Single cell level microalgal ecotoxicity assessment by confocal microscopy and digital image analysis

In ecotoxicological studies involving environmental contaminants, rapid and multi-parametric optical detection based methods have definite advantages over traditional growth inhibition assays. In this context, a confocal laser scanning microscopy (CLSM) based method to assess ecotoxicity arising out of biocide insult to marine microalgae is reported. Using this technique, the effect of in-use concentrations of chlorine (an oxidizing biocide) on a marine diatom (Cocconeis scutellum Ehrenb) was determined based on inhibition of chlorophyll autofluorescence and esterase activity (probed by fluorescein diacetate (FDA) staining). Determination of mean fluorescence intensity (MFI) per cell by collecting auto-fluorescence from single cells in x, y and z dimensions permitted reproducible toxicity evaluation at single-cell level. Chlorine-induced inhibition of autofluorescence in laboratory cultures was dose-dependent. Additional data on metabolic activity of the diatom cells following chlorine exposure was collected by FDA staining. Our results demonstrate that chlorine, an antifouling biocide commonly used in cooling water systems, causes significant reduction in chlorophyll autofluorescence and esterase activity in diatoms in short-term exposure experiments.
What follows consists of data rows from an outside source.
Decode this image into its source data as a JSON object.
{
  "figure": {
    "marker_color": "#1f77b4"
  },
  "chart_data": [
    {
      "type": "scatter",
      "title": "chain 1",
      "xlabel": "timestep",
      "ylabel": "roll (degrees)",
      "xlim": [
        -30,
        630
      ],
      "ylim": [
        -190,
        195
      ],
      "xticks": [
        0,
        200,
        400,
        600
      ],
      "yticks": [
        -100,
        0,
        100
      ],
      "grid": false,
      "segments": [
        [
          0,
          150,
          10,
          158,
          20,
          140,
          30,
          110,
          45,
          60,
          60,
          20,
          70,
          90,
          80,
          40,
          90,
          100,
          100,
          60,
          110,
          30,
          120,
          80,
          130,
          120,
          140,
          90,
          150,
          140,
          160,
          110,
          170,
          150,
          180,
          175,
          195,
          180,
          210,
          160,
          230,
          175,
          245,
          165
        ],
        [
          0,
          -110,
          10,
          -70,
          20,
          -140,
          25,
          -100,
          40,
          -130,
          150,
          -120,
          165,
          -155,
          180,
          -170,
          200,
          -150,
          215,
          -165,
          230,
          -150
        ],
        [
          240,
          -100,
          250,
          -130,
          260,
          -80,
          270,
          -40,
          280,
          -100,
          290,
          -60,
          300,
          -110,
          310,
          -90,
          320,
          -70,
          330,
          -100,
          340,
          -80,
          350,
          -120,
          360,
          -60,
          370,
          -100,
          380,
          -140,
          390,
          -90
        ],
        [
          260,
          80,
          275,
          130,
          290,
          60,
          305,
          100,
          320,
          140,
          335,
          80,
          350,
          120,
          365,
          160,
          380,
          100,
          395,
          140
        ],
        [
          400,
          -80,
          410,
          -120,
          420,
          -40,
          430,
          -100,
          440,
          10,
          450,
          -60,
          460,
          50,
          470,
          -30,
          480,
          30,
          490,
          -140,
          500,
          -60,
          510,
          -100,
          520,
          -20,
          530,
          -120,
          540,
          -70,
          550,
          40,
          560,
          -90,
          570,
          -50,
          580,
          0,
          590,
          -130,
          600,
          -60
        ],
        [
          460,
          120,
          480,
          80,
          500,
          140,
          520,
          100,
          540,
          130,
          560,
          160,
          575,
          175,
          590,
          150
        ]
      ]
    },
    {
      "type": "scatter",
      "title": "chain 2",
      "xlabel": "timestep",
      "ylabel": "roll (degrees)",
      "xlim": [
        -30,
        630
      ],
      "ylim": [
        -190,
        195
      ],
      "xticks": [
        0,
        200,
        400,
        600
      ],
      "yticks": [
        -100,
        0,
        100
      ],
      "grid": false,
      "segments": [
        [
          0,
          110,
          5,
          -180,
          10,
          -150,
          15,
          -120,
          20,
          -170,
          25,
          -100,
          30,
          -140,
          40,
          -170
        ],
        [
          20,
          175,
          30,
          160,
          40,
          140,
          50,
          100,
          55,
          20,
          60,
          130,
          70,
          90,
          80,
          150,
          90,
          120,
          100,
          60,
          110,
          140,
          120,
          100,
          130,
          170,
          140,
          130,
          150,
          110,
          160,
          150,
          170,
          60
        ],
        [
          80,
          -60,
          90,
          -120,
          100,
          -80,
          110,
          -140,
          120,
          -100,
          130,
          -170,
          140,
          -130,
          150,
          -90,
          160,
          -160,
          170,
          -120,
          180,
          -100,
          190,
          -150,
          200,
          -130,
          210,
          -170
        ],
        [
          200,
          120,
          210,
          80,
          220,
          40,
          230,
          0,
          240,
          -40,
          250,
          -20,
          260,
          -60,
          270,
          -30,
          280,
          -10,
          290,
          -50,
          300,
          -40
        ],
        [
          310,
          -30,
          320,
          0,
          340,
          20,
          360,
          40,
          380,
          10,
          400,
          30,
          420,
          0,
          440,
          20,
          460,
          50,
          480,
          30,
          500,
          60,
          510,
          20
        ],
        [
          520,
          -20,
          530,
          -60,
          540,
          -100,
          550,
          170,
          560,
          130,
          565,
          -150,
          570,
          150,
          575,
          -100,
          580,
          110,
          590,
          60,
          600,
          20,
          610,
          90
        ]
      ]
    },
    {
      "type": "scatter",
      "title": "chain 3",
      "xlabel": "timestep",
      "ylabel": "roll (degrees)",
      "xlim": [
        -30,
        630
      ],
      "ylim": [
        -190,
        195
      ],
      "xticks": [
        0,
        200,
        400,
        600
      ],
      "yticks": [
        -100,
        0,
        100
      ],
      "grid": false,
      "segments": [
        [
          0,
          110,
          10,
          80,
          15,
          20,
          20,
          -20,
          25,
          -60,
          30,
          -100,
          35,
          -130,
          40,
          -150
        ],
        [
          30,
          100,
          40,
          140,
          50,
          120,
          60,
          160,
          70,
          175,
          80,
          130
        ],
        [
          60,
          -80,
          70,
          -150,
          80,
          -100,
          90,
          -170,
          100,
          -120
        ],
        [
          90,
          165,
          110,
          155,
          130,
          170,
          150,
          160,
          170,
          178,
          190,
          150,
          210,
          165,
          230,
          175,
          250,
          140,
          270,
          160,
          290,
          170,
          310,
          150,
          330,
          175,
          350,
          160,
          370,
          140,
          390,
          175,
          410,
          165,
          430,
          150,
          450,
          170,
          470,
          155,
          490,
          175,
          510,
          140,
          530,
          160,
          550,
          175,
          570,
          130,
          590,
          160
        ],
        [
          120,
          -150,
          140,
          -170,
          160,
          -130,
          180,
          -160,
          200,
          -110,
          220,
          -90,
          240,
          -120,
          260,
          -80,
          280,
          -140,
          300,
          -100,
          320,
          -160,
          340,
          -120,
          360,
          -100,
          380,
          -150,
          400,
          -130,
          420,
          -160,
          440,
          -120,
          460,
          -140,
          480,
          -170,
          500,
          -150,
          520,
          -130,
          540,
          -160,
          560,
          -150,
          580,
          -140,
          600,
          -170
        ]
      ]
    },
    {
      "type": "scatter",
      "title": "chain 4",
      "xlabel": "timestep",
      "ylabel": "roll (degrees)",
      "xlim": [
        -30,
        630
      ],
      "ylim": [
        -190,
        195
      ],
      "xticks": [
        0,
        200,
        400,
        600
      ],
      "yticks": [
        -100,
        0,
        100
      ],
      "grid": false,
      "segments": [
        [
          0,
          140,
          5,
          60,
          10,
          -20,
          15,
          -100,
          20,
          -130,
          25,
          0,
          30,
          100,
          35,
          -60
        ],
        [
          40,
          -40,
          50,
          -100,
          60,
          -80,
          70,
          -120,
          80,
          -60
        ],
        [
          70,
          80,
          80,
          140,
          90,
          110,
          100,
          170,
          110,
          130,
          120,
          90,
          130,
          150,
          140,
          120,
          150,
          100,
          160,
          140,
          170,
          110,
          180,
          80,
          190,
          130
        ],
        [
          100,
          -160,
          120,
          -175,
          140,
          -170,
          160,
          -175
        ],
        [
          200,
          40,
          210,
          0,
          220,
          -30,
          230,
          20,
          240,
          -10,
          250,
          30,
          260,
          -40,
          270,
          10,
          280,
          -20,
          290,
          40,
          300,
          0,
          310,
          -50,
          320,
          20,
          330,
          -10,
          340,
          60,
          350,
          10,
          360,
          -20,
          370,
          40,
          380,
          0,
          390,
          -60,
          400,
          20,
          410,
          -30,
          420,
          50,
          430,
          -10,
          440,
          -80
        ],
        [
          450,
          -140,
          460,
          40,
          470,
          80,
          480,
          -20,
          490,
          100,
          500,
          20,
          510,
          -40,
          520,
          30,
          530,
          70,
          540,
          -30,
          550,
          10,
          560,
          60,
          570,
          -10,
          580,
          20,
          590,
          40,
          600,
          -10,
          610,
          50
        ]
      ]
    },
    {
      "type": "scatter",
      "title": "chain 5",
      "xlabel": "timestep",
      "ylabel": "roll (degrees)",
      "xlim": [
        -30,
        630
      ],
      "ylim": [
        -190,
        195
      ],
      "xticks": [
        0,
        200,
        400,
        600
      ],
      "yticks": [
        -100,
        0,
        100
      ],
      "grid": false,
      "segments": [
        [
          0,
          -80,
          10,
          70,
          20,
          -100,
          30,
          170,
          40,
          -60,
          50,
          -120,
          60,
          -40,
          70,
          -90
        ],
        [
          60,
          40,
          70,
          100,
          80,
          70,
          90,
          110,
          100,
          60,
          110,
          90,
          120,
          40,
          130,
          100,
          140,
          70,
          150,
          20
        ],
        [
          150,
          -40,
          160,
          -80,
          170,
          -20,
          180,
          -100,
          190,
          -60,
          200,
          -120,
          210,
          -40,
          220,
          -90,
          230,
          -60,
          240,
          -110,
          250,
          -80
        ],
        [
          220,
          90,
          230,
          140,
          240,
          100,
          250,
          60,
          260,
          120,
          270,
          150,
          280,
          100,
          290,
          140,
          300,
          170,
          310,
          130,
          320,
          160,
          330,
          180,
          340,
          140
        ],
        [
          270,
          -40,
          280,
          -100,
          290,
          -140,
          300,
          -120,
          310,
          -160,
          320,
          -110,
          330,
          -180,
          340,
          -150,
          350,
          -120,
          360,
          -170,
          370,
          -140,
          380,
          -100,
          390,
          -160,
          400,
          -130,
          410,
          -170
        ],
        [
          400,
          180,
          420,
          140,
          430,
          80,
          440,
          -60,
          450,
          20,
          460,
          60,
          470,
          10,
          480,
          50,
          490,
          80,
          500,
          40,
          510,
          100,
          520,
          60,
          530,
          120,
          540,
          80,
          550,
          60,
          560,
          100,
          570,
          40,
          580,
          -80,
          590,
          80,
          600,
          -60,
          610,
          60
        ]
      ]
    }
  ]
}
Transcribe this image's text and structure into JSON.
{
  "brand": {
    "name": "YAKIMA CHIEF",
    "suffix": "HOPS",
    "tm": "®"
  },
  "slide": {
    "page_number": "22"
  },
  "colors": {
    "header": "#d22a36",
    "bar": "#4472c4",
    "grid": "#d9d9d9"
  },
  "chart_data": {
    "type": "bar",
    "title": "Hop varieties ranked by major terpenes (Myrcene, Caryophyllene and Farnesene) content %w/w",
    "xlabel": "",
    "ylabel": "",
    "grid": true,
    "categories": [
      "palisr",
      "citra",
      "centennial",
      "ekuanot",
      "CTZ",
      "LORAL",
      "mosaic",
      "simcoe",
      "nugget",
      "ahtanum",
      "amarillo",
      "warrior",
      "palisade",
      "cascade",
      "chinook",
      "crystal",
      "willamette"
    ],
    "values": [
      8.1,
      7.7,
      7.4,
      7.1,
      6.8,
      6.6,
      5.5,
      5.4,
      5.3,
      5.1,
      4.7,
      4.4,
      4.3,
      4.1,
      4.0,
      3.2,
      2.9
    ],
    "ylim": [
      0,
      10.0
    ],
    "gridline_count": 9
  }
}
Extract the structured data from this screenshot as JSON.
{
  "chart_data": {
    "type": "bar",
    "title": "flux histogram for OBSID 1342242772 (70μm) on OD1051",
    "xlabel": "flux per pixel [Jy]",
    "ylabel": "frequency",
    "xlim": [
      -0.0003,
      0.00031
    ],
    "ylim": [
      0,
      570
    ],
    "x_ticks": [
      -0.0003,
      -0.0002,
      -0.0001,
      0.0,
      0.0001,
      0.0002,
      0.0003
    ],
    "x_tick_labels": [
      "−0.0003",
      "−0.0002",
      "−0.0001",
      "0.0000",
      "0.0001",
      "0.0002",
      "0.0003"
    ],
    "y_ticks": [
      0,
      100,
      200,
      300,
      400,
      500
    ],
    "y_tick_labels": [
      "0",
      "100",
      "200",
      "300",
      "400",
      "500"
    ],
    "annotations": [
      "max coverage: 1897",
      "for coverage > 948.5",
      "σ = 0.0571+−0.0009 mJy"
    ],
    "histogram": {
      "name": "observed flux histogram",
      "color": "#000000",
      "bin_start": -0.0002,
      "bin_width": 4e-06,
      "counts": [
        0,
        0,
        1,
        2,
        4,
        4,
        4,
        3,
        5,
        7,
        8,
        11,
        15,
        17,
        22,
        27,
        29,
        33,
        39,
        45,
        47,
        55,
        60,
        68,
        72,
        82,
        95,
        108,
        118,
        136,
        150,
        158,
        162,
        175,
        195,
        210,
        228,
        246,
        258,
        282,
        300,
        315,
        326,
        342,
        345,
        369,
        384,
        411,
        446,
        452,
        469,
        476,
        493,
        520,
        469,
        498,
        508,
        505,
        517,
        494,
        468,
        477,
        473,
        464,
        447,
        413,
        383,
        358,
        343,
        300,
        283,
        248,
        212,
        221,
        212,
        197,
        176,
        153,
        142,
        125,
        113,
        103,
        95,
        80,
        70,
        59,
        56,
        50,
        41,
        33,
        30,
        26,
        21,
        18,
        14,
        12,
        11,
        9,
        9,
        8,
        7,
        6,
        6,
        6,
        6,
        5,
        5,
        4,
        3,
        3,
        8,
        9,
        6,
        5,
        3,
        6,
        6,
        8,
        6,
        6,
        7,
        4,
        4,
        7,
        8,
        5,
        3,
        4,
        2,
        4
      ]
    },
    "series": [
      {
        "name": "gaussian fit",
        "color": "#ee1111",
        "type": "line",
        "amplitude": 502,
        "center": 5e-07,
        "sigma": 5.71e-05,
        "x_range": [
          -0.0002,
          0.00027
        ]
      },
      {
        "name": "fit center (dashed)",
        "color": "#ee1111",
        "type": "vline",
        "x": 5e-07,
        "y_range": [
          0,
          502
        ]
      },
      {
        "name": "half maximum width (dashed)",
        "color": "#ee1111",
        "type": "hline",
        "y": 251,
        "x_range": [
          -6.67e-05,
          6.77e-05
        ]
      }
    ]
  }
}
Tests employing multiple organisms and multiple toxicity endpoints are superior to standard algal growth inhibition assays for they provide a better understanding of algal-algal interactions and real impact in the environment. The combined autofluorescence-FDA technique described here is rapid and has clear advantages in terms of using environmentally relevant toxicant and cell concentrations. Additional microalgal species and toxicity end points can be employed in order to develop multi-species and multi-parameter bioassay using confocal microscopy.